Effect of Correlation Strength on Network Organization

Given our finding that the pattern of resting state correlations (strength, diversity, and network size) is altered in schizophrenia, it is natural to ask whether this predictive power is affected by the strength of the correlations. To address this question, we use a windowed thresholding approach as described in the Methods section and depicted in Fig 5A to determine the network size as a function of threshold range and then compare the set of curves from the controls to the set from the patients (Fig 5B) using FDA. The shape of these curves is significantly different as determined by non-parametric permutation testing, p = 5 × 10−5. Interestingly, the most significant discrepancies between the two curves occur for graphs derived from weak correlations (Fig 5B), suggesting that the topological distribution of weak connections is particularly sensitive to disease state. To test this hypothesis, we used support vector machines to determine sensitivity to disease state, and found that the size of the graphs derived from weak correlations provide up to 75% classification accuracy, 85% sensitivity, and 64% specificity (Fig 5C). We note that the sensitivity of our findings (85%) is higher than that previously reported for other network classification efforts in Alzheimer’s disease (72%) (see Supekar et al. (2008)). Weak correlations were predominantly found between regions of low wavelet entropy and tended to link regions that were far apart in physical space (Fig 5D). The hubs of the weak correlation network included the olfactory cortex, temporal pole, angular gyrus, parahippocampus, amygdala, caudate, and pallidum (Fig 5E), which connected to a swath of posterior parietal cortex (Fig 5F). and their connectivity profiles in our patient cohort were significantly more diffuse (Fig 5G,H).

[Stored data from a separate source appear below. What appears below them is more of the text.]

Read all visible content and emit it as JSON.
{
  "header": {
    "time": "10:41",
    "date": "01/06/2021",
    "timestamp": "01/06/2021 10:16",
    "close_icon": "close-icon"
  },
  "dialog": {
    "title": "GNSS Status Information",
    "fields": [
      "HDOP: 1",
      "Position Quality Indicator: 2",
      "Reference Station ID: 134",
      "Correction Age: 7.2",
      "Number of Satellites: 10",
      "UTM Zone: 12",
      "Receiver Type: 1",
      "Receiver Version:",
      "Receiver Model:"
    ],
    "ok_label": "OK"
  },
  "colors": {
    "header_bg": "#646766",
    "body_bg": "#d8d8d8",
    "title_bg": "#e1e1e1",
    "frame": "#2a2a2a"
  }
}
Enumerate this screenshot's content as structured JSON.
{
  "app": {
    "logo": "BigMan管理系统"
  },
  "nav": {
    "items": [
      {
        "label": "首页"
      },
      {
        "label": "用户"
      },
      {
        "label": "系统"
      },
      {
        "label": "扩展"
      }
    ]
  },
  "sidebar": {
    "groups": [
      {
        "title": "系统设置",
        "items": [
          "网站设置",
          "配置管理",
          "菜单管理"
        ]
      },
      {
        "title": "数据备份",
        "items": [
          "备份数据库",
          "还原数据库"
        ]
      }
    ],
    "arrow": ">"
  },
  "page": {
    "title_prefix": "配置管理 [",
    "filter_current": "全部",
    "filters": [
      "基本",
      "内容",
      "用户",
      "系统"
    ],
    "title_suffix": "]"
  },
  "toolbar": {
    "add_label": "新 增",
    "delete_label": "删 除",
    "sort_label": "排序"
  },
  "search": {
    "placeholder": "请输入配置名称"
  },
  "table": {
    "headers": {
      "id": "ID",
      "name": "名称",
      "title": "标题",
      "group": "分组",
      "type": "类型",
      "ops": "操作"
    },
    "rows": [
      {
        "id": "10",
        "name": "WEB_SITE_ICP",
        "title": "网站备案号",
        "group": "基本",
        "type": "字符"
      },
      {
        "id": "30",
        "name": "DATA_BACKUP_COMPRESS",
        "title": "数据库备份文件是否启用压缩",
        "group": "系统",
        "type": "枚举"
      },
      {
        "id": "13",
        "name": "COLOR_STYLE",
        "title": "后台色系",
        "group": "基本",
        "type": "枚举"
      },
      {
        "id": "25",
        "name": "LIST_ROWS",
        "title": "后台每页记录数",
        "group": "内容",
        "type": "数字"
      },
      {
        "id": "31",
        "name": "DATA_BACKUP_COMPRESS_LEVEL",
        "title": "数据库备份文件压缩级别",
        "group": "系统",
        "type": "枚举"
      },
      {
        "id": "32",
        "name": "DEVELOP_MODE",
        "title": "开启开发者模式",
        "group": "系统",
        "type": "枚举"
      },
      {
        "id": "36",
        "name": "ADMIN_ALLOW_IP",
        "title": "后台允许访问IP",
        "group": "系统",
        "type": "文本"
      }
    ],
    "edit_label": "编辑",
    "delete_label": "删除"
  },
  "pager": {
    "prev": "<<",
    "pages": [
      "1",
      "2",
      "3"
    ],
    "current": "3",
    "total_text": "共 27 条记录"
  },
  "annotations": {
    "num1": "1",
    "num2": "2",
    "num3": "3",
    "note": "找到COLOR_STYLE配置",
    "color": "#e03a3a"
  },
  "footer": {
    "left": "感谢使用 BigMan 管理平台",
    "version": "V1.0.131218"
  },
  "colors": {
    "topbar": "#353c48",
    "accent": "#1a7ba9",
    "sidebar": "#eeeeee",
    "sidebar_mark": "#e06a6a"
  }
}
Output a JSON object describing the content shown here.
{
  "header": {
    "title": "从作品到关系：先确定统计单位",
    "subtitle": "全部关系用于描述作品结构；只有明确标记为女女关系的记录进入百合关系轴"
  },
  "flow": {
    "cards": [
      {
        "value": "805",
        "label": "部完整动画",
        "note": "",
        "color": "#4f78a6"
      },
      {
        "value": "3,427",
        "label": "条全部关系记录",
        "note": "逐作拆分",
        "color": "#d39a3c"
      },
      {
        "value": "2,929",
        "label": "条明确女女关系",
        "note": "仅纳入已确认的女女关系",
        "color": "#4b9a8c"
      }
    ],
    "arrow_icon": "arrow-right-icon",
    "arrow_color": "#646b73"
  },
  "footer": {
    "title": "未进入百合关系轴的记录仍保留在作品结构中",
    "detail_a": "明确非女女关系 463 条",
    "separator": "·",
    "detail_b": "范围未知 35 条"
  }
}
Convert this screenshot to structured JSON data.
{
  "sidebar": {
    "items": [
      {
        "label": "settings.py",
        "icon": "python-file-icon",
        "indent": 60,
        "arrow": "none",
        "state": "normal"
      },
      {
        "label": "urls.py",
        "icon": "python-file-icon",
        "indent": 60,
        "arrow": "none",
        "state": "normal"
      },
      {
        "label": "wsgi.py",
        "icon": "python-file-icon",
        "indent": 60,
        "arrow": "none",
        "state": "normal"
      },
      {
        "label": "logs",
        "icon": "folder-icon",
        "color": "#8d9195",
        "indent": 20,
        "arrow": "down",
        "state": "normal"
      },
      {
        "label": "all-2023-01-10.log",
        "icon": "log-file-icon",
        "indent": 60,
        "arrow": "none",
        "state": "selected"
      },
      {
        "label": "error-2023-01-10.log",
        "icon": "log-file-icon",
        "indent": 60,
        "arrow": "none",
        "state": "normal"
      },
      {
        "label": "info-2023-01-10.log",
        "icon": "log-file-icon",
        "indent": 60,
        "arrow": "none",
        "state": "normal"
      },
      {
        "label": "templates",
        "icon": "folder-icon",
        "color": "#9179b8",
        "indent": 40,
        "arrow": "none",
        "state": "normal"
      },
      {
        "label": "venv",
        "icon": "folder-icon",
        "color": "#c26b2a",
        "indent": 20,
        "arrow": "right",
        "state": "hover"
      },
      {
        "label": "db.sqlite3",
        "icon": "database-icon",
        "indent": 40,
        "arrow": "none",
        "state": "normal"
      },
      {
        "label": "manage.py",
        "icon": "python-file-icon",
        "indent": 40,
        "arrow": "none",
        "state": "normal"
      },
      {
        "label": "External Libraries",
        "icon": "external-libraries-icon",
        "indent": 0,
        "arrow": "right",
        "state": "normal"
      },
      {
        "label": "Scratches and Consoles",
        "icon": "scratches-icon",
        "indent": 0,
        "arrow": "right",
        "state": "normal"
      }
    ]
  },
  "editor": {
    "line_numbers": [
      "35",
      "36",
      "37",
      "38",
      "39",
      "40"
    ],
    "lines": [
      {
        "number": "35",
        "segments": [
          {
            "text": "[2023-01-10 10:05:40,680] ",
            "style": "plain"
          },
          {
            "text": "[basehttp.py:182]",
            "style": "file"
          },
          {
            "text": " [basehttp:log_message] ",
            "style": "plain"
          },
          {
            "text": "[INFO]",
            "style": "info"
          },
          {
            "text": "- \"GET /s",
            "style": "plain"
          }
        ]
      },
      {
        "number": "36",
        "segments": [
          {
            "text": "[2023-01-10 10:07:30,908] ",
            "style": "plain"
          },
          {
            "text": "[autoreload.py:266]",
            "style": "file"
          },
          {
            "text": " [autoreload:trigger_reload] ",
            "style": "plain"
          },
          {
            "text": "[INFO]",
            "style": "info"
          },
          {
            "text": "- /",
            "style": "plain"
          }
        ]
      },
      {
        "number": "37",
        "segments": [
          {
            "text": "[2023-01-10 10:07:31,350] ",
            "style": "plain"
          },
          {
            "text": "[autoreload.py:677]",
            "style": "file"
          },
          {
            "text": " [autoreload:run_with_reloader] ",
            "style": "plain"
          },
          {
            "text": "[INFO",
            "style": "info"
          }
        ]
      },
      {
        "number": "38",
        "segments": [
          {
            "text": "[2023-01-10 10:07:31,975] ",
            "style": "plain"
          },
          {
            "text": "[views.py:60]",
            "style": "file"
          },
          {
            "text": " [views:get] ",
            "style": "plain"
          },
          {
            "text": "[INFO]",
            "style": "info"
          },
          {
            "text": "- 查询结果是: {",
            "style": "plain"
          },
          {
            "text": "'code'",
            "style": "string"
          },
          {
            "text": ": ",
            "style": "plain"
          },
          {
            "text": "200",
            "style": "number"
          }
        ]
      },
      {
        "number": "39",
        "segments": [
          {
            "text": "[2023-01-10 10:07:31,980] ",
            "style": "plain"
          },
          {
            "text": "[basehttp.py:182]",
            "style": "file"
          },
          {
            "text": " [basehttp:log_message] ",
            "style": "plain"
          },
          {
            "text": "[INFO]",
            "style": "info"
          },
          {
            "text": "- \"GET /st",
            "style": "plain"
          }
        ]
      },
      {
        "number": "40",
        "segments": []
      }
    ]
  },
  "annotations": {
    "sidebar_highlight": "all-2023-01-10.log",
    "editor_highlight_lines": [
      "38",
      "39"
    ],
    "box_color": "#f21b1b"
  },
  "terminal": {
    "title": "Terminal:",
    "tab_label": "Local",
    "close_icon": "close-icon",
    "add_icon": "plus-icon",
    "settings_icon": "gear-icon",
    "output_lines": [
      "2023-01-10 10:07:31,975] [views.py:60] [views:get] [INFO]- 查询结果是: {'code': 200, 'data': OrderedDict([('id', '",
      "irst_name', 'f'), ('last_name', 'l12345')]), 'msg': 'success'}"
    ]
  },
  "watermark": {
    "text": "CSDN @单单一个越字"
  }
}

Figure 5. Examining Graph Structure.

Figure 5

(A) We can construct graphs using one of two methods: cumulative or windowed thresholding of the correlation matrix. In the commonly used cumulative thresholding procedure (top), matrix elements (graph links) with lower and lower correlation values are retained in the graph, such that the density (number of links) of the graph increases. In a windowed thresholding procedure (bottom), matrix elements (graph links) whose correlation values lie within a given correlation range (or window) are retained in the graph. The density of each graph is therefore determined by the correlation range. (B) Curves for the size of the largest connected component for both healthy controls (black) and people with schizophrenia (red) derived via the windowed thresholding procedure showed significant group differences (p < 5 × 10−5, via FDA permutation testing). (C) Using a support vector machine, the classification accuracy, sensitivity, and specificity of the size of the connected component as a function of window (data shown in (B)) were determined to be highest for windows that included weak correlations. Color bar indicates percent. (D) The median wavelet entropy (top) of nodes and the mean connection distance of the edges (bottom) present in the windows shown in (B). Windows constructed from weak correlations on average contain nodes of low wavelet entropy and edges linking distant regions. Node connectivity (E),(G) and average graph (F),(H) in a weak correlation window for healthy controls and people with schizophrenia, respectively. Color indicates average degree. The window chosen for this figure is the window that provided the highest classification accuracy and sensitivity shown in (C); however, results are consistent for a range of windows constructed from weak correlations. Note in comparing (A) and (B): While graph diagnostics are often plotted as a function of density when constructed by cumulative thresholding (networks of strong correlations lying on the left of the plot), when constructing graphs from windowed thresholding, diagnostics can be plotted as a function of average correlation (networks of strong correlations lying on the right of the plot).

Classification

Given the strong sensitivity of network properties of weak correlations to disease state, we asked whether this network structure could be related to cognitive variables and symptom scores. We found that the size of the graph was significantly correlated with composite attention (p = 4.5 × 10−5 uncorrected; Fig 6A), composite memory (p = 0.036 uncorrected; Fig 6B), and SANS scores (p = 0.001 uncorrected; Fig 6C), indicating a direct relationship between the pattern of weak correlations and external cognitive or behavioral variables. Individuals with low attention and memory scores and high SANS scores displayed smaller graphs whose nodes were spread over a broader swath of brain regions.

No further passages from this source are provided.